Bref, situation un peu inattendue mais qui n’était sans doute pas imprévisible. Enfin bon, c’est bien beau tout ça mais vous avez pas envie que je vous parle encore de Gundam ?
Deuxième article d’affilée que je dédie à la franchise, après avoir évoqué avec vous ma petite collection de gunplas y’a deux semaines (j’en profite pour vous signaler que j’ai fait le Turn-A et j’en suis très content.) Certains y verront un signe, moi j’y vois juste un lien logique – c’est parce que j’ai maté la série Gundam War In The Pocket le week-end du 1er janvier que j’ai eu envie de me faire du montage de gunpla, ce qui m’a donné envie d’écrire dessus. Du coup laissez moi vous évoquer Mobile Suit Gundam 0080: War in the Pocket, une série de six épisodes diffusés en format OAV durant l’année 1989. Une série qui non seulement est plus jeune que moi de seulement neuf jours, mais qu’en plus… bah j’ai vraiment beaucoup aimé, et que je vous recommande très fort !
Et cette recommandation elle va commencer déjà en vous donnant le pitch parce que c’est très vite un des aspects les plus intéressants de War in the Pocket: si la série prend place dans le fameux Universal Century – donc l’univers posé par la série Gundam originale et développé par de nombreuses suites et spin-off comme Zeta, Unicorn ou Char’s Counterattack -, elle va adopter une échelle très resserrée en se concentrant sur un seul lieu, une colonie neutre nommée Side 6. C’est sur cette colonie que vit un jeune garçon nommé Alfred.

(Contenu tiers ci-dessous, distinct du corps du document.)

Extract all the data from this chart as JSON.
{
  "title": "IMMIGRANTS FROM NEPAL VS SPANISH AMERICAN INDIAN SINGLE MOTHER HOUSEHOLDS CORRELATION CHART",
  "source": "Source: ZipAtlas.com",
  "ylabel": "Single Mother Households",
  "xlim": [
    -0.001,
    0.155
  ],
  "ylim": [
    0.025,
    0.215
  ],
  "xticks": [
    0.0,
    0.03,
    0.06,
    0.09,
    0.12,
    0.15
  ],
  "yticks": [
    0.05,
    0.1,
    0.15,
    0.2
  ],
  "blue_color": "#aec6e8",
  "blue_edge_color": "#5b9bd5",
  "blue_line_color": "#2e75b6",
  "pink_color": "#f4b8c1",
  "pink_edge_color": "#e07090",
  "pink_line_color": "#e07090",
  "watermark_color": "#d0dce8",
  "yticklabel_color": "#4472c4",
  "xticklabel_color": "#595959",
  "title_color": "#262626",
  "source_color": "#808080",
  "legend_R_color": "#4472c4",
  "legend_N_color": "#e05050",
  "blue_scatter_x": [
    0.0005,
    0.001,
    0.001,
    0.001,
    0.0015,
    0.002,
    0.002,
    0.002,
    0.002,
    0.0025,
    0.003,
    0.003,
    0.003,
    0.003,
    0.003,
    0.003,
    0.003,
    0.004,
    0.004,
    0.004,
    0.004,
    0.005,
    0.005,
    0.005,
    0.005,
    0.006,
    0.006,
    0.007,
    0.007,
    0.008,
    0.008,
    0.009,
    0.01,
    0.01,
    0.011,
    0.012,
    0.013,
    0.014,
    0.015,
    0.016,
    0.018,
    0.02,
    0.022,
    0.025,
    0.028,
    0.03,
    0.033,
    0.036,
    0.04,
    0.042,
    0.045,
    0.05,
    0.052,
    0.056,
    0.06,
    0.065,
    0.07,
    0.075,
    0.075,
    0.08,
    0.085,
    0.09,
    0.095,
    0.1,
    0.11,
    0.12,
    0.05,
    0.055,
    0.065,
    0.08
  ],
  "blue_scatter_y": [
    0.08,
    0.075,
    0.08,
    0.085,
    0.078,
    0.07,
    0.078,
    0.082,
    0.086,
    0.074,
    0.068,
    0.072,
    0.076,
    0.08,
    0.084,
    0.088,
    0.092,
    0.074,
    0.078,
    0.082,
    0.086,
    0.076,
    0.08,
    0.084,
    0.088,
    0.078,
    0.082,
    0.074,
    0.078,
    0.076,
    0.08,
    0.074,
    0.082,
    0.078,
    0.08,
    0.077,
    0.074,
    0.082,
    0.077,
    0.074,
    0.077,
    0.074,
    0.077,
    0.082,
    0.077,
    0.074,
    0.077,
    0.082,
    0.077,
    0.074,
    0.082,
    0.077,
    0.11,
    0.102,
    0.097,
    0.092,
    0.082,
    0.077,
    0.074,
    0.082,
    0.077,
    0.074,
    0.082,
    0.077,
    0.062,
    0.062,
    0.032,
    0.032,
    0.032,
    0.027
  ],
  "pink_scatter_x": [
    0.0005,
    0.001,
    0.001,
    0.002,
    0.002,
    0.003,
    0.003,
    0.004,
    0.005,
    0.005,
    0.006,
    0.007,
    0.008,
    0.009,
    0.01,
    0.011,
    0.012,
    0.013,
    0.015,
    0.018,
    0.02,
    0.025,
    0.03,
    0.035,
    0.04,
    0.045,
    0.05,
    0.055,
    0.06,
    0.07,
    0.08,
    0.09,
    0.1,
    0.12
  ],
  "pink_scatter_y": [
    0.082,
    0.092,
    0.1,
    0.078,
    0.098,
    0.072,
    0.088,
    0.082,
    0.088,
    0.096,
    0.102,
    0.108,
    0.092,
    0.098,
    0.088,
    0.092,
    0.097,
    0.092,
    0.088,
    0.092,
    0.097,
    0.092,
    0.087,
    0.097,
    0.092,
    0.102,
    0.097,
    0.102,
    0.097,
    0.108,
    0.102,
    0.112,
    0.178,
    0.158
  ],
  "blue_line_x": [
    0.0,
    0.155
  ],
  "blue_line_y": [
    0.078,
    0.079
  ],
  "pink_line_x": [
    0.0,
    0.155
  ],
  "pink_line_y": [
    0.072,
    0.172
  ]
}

Bon, Alfred, avec ses 10 ans, il voit la guerre comme le truc le plus cool de tous les temps, il passe son temps à dessiner des ptits méchas dans son cahier et il essaie de collectionner des objets liés au conflit genre des grades militaires, des douilles de balles… La guerre Zeon / Fédération pour lui c’est bien loin et c’est juste des combats trop stylés ! Et cet enthousiasme il ne faiblit pas même quand la colonie sert de cadre à une bataille entre les deux belligérants éternels de la Guerre de Un An, bataille qui va détruire la ville sous les yeux d’un enfant toujours aussi fasciné et qui, en plus, va faire la rencontre d’un soldat de Zéon nommé Bernie, se lier d’amitié avec lui… et plus tard collaborer avec lui dans le cadre d’une mystérieuse opération d’infiltration de sa colonie par les forces spéciales de Zeon ! Bravo Alfred, tu vas devenir un vrai soldat !!!
Bon vous l’aurez deviné: il va aussi comprendre au bout d’un moment que la guerre, c’est pas aussi cool et fun qu’il l’imagine !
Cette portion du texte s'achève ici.